Syrian Air chief Ghaida Abdulatif told reporters in Damascus the plane was carrying civilian electrical equipment.
In the meantime, Turkey's Foreign Ministry issued a statement saying that the pilot of the Syrian Air plane from Moscow had been warned of Turkey's intention to ground it as he approached from the Black Sea on Wednesday evening. It said he was given the chance to turn back, but that he decided to continue his course.
Rejecting claims that passengers were ill-treated, the Turkish statement said they were allowed to leave the plane if they wanted and that there was a medical crew and ambulances on standby. It also said that the pilot did not provide a passenger list and therefore Turkish officials did not know there were Russians on board until after it landed.
The statement came as a response to the statements of Russian Foreign Ministry spokesman Alexander Lukashevich who said earlier Thursday that Russia was concerned that "the lives and safety of the passengers, among whom were 17 Russian citizens, had been endangered."
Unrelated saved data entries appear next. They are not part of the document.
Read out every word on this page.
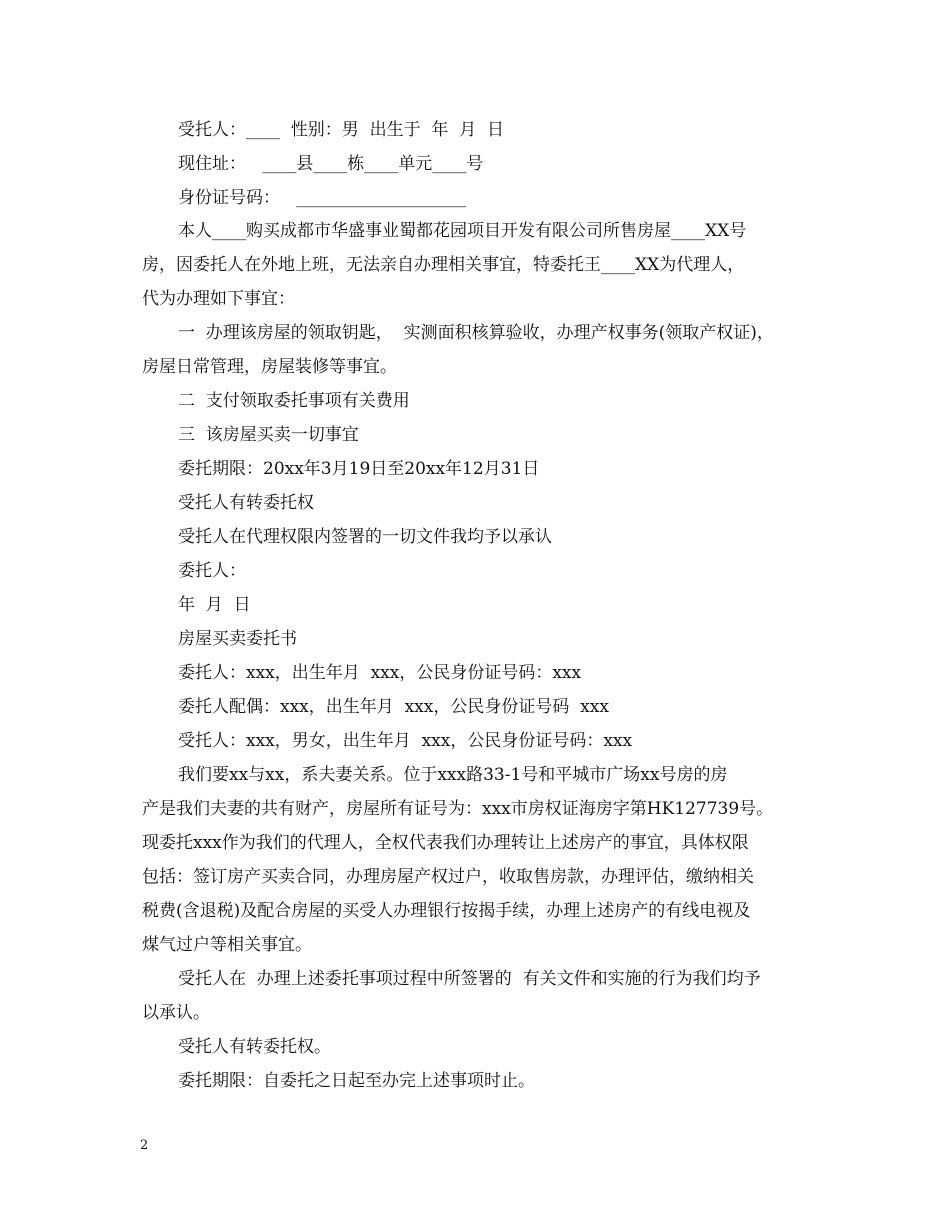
受托人：____  性别：男  出生于  年  月  日
现住址：   ____县____栋____单元____号
身份证号码：   ____________________
本人____购买成都市华盛事业蜀都花园项目开发有限公司所售房屋____XX号
房，因委托人在外地上班，无法亲自办理相关事宜，特委托王____XX为代理人，
代为办理如下事宜：
一  办理该房屋的领取钥匙，  实测面积核算验收，办理产权事务(领取产权证)，
房屋日常管理，房屋装修等事宜。
二  支付领取委托事项有关费用
三  该房屋买卖一切事宜
委托期限：20xx年3月19日至20xx年12月31日
受托人有转委托权
受托人在代理权限内签署的一切文件我均予以承认
委托人：
年  月  日
房屋买卖委托书
委托人：xxx，出生年月  xxx，公民身份证号码：xxx
委托人配偶：xxx，出生年月  xxx，公民身份证号码  xxx
受托人：xxx，男女，出生年月  xxx，公民身份证号码：xxx
我们要xx与xx，系夫妻关系。位于xxx路33-1号和平城市广场xx号房的房
产是我们夫妻的共有财产，房屋所有证号为：xxx市房权证海房字第HK127739号。
现委托xxx作为我们的代理人，全权代表我们办理转让上述房产的事宜，具体权限
包括：签订房产买卖合同，办理房屋产权过户，收取售房款，办理评估，缴纳相关
税费(含退税)及配合房屋的买受人办理银行按揭手续，办理上述房产的有线电视及
煤气过户等相关事宜。
受托人在  办理上述委托事项过程中所签署的  有关文件和实施的行为我们均予
以承认。
受托人有转委托权。
委托期限：自委托之日起至办完上述事项时止。
2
He said Turkey without explanation denied Russian consular officials and a doctor access to the passengers, who had not been allowed into the airport for eight hours or provided with food.
During his address to journalists, Erdoğan also dismissed suggestions that Russian President Vladimir Putin delayed an upcoming visit to Turkey due to a conflict over the incident.
Erdoğan said he and Putin held a phone conversation four days ago and the date of the visit was finally determined by officials from the Turkish Foreign Ministry and their Russian counterparts.